Remove Visual Reminders
Did you know that just seeing the face of someone you love activates unique areas of your brain? This kind of activation is stronger than even just thinking about them. So when you’re trying to move on after a breakup, if there are still pictures of your ex in your apartment or your room is full of small gifts and random items from them, they still maintain an active presence in your life.
It might be hard, but consider putting away those photos you’ve got hanging in your room, and mute your ex-partner on socials if you can. Nixing those visual reminders is painful, yes, but it can help you more than it can hurt you, trust.
Don’t Let People Tell You How to Feel
In movies and shows, we often see breakups unfold in similar tropes: Boy breaks up with girl when she thinks he’s going to propose, throws candy at the TV, and uses that anger to show him up and get into Harvard (ahem, Legally Blonde). Woman leaves husband, travels the world, and falls in love with a hot man in Bali (hello, Eat Pray Love). The list goes on.
But however you choose to navigate your breakup, it’s key that you move at a pace that works for you, and that you do things because you want to, not because you feel you should or because you’re feeling pressure from the people around you. You don’t have to harness your sad girl energy to get into law school or go on some international journey to self discovery.
“It really bothers me when people say things like, Your ex doesn’t deserve this much of your energy, or Crying about your ex just gives them more power,” Schwartz says. “The underlying message of these statements is: Stop whatever you’re feeling or thinking, which is both impossible and counterintuitive to the healing process.”

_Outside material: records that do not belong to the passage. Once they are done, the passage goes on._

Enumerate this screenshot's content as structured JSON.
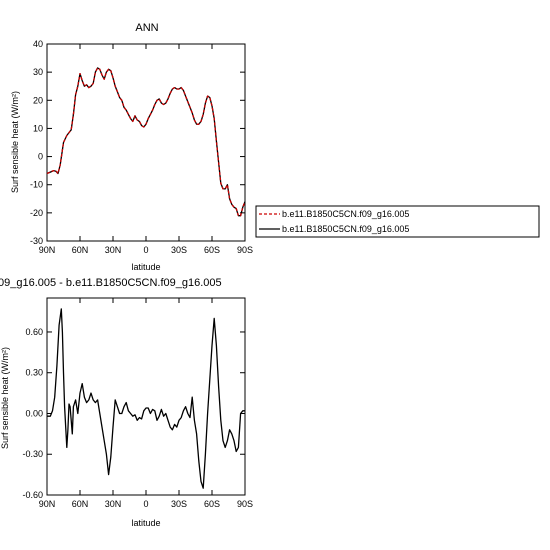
{
  "chart_data": [
    {
      "type": "line",
      "title": "ANN",
      "xlabel": "latitude",
      "ylabel": "Surf sensible heat (W/m²)",
      "xlim": [
        90,
        -90
      ],
      "ylim": [
        -30,
        40
      ],
      "x_ticks": [
        90,
        60,
        30,
        0,
        -30,
        -60,
        -90
      ],
      "x_tick_labels": [
        "90N",
        "60N",
        "30N",
        "0",
        "30S",
        "60S",
        "90S"
      ],
      "y_ticks": [
        -30,
        -20,
        -10,
        0,
        10,
        20,
        30,
        40
      ],
      "y_tick_labels": [
        "-30",
        "-20",
        "-10",
        "0",
        "10",
        "20",
        "30",
        "40"
      ],
      "x": [
        90,
        87,
        84,
        82,
        80,
        78,
        75,
        72,
        70,
        68,
        66,
        64,
        62,
        60,
        58,
        56,
        54,
        52,
        50,
        48,
        46,
        44,
        42,
        40,
        38,
        36,
        34,
        32,
        30,
        28,
        26,
        24,
        22,
        20,
        18,
        16,
        14,
        12,
        10,
        8,
        6,
        4,
        2,
        0,
        -2,
        -4,
        -6,
        -8,
        -10,
        -12,
        -14,
        -16,
        -18,
        -20,
        -22,
        -24,
        -26,
        -28,
        -30,
        -32,
        -34,
        -36,
        -38,
        -40,
        -42,
        -44,
        -46,
        -48,
        -50,
        -52,
        -54,
        -56,
        -58,
        -60,
        -62,
        -64,
        -66,
        -68,
        -70,
        -72,
        -74,
        -76,
        -78,
        -80,
        -82,
        -84,
        -86,
        -88,
        -90
      ],
      "series": [
        {
          "name": "b.e11.B1850C5CN.f09_g16.005",
          "color": "#cc0000",
          "dash": "dashed",
          "values": [
            -6,
            -5.5,
            -5,
            -5,
            -6,
            -3,
            5,
            7.5,
            8.5,
            9.5,
            15,
            22,
            25,
            29.5,
            27,
            25,
            25.5,
            24.5,
            25,
            26,
            30,
            31.5,
            31,
            29,
            27.5,
            30,
            31,
            30.5,
            28,
            25,
            23,
            21,
            20,
            17.5,
            16.5,
            15,
            13.5,
            12.5,
            14.5,
            13,
            12.5,
            11,
            10.5,
            11.5,
            13.5,
            15,
            16.5,
            18.5,
            20,
            20.5,
            19,
            18.5,
            19,
            20.5,
            22.5,
            24,
            24.5,
            24,
            24,
            24.5,
            23.5,
            21.5,
            19.5,
            17.5,
            15.5,
            13,
            11.5,
            11.5,
            12.5,
            15,
            19,
            21.5,
            21,
            18,
            13.5,
            5.5,
            -2,
            -9.5,
            -11.5,
            -11.5,
            -10,
            -15,
            -17,
            -18,
            -18.5,
            -21,
            -21,
            -18,
            -16
          ]
        },
        {
          "name": "b.e11.B1850C5CN.f09_g16.005",
          "color": "#000000",
          "dash": "solid",
          "values": [
            -6,
            -5.5,
            -5,
            -5.2,
            -6,
            -3,
            5,
            7.5,
            8.5,
            9.5,
            15,
            22,
            25,
            29.5,
            27,
            25,
            25.5,
            24.5,
            25,
            26,
            30,
            31.5,
            31,
            29,
            27.5,
            30,
            31,
            30.5,
            28,
            25,
            23,
            21,
            20,
            17.5,
            16.5,
            15,
            13.5,
            12.5,
            14.5,
            13,
            12.5,
            11,
            10.5,
            11.5,
            13.5,
            15,
            16.5,
            18.5,
            20,
            20.5,
            19,
            18.5,
            19,
            20.5,
            22.5,
            24,
            24.5,
            24,
            24,
            24.5,
            23.5,
            21.5,
            19.5,
            17.5,
            15.5,
            13,
            11.5,
            11.5,
            12.5,
            15,
            19,
            21.5,
            21,
            18,
            13.5,
            5.5,
            -2,
            -9.5,
            -11.5,
            -11.5,
            -10,
            -15,
            -17,
            -18,
            -18.5,
            -21,
            -21,
            -18,
            -16
          ]
        }
      ],
      "legend": "right",
      "grid": false
    },
    {
      "type": "line",
      "title": "09_g16.005 - b.e11.B1850C5CN.f09_g16.005",
      "xlabel": "latitude",
      "ylabel": "Surf sensible heat (W/m²)",
      "xlim": [
        90,
        -90
      ],
      "ylim": [
        -0.6,
        0.85
      ],
      "x_ticks": [
        90,
        60,
        30,
        0,
        -30,
        -60,
        -90
      ],
      "x_tick_labels": [
        "90N",
        "60N",
        "30N",
        "0",
        "30S",
        "60S",
        "90S"
      ],
      "y_ticks": [
        -0.6,
        -0.3,
        0,
        0.3,
        0.6
      ],
      "y_tick_labels": [
        "-0.60",
        "-0.30",
        "0.00",
        "0.30",
        "0.60"
      ],
      "x": [
        90,
        87,
        85,
        83,
        81,
        79,
        77,
        76,
        75,
        74,
        73,
        72,
        71,
        70,
        69,
        68,
        67,
        66,
        64,
        62,
        60,
        58,
        56,
        54,
        52,
        50,
        48,
        46,
        44,
        42,
        40,
        38,
        36,
        34,
        32,
        30,
        28,
        26,
        24,
        22,
        20,
        18,
        16,
        14,
        12,
        10,
        8,
        6,
        4,
        2,
        0,
        -2,
        -4,
        -6,
        -8,
        -10,
        -12,
        -14,
        -16,
        -18,
        -20,
        -22,
        -24,
        -26,
        -28,
        -30,
        -32,
        -34,
        -36,
        -38,
        -40,
        -42,
        -44,
        -46,
        -48,
        -50,
        -52,
        -54,
        -56,
        -58,
        -60,
        -62,
        -64,
        -66,
        -68,
        -70,
        -72,
        -74,
        -76,
        -78,
        -80,
        -82,
        -84,
        -86,
        -88,
        -90
      ],
      "series": [
        {
          "name": "",
          "color": "#000000",
          "dash": "solid",
          "values": [
            -0.02,
            -0.02,
            0.02,
            0.12,
            0.35,
            0.65,
            0.77,
            0.6,
            0.3,
            0.05,
            -0.1,
            -0.25,
            -0.12,
            0.07,
            0.05,
            -0.05,
            -0.15,
            0.05,
            0.1,
            0.0,
            0.15,
            0.22,
            0.12,
            0.08,
            0.1,
            0.15,
            0.1,
            0.08,
            0.1,
            0.0,
            -0.1,
            -0.2,
            -0.3,
            -0.45,
            -0.32,
            -0.1,
            0.1,
            0.05,
            0.0,
            0.0,
            0.05,
            0.08,
            0.02,
            0.0,
            -0.02,
            -0.01,
            -0.05,
            -0.03,
            -0.04,
            0.02,
            0.04,
            0.04,
            0.0,
            0.03,
            0.02,
            -0.05,
            -0.02,
            0.03,
            -0.02,
            0.0,
            -0.05,
            -0.1,
            -0.12,
            -0.08,
            -0.1,
            -0.05,
            -0.03,
            0.02,
            0.05,
            0.0,
            -0.03,
            0.12,
            -0.05,
            -0.15,
            -0.35,
            -0.5,
            -0.55,
            -0.3,
            0.0,
            0.25,
            0.5,
            0.7,
            0.5,
            0.2,
            -0.05,
            -0.2,
            -0.25,
            -0.2,
            -0.12,
            -0.15,
            -0.2,
            -0.28,
            -0.25,
            0.0,
            0.02,
            0.02
          ]
        }
      ],
      "legend": "none",
      "grid": false
    }
  ]
}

Carpenter adds that a lot of her patients come in unfairly judging themselves for their emotional reactions. “One of the things that I work with people on is trying to give them permission to feel all those difficult feelings—especially because the longer the relationship was, the more complicated the reaction is likely to be—and then to think about how to use those emotional experiences productively,” she says.
Step Back Into Yourself
One of the best things we can do for ourselves, at any stage of our lives, is to have a rich and full life outside of your person or partner, says Carpenter.
The grieving process is messy—*cue Olivia Rodrigo’s Brutal*—but investing into relationships with ourselves and nurturing our individual hobbies, interests and social lives is helpful in rebuilding after a breakup. You’re filling in the space that was once for your partner with more time for you.
“These resources are the kinds of things that you need most when you’re grieving,” Carpenter says. “And so, my best advice to people is to continue to cultivate other things in your life that are important to you. Because they keep you balanced, they keep you whole and they create the foundation for support when you need it.”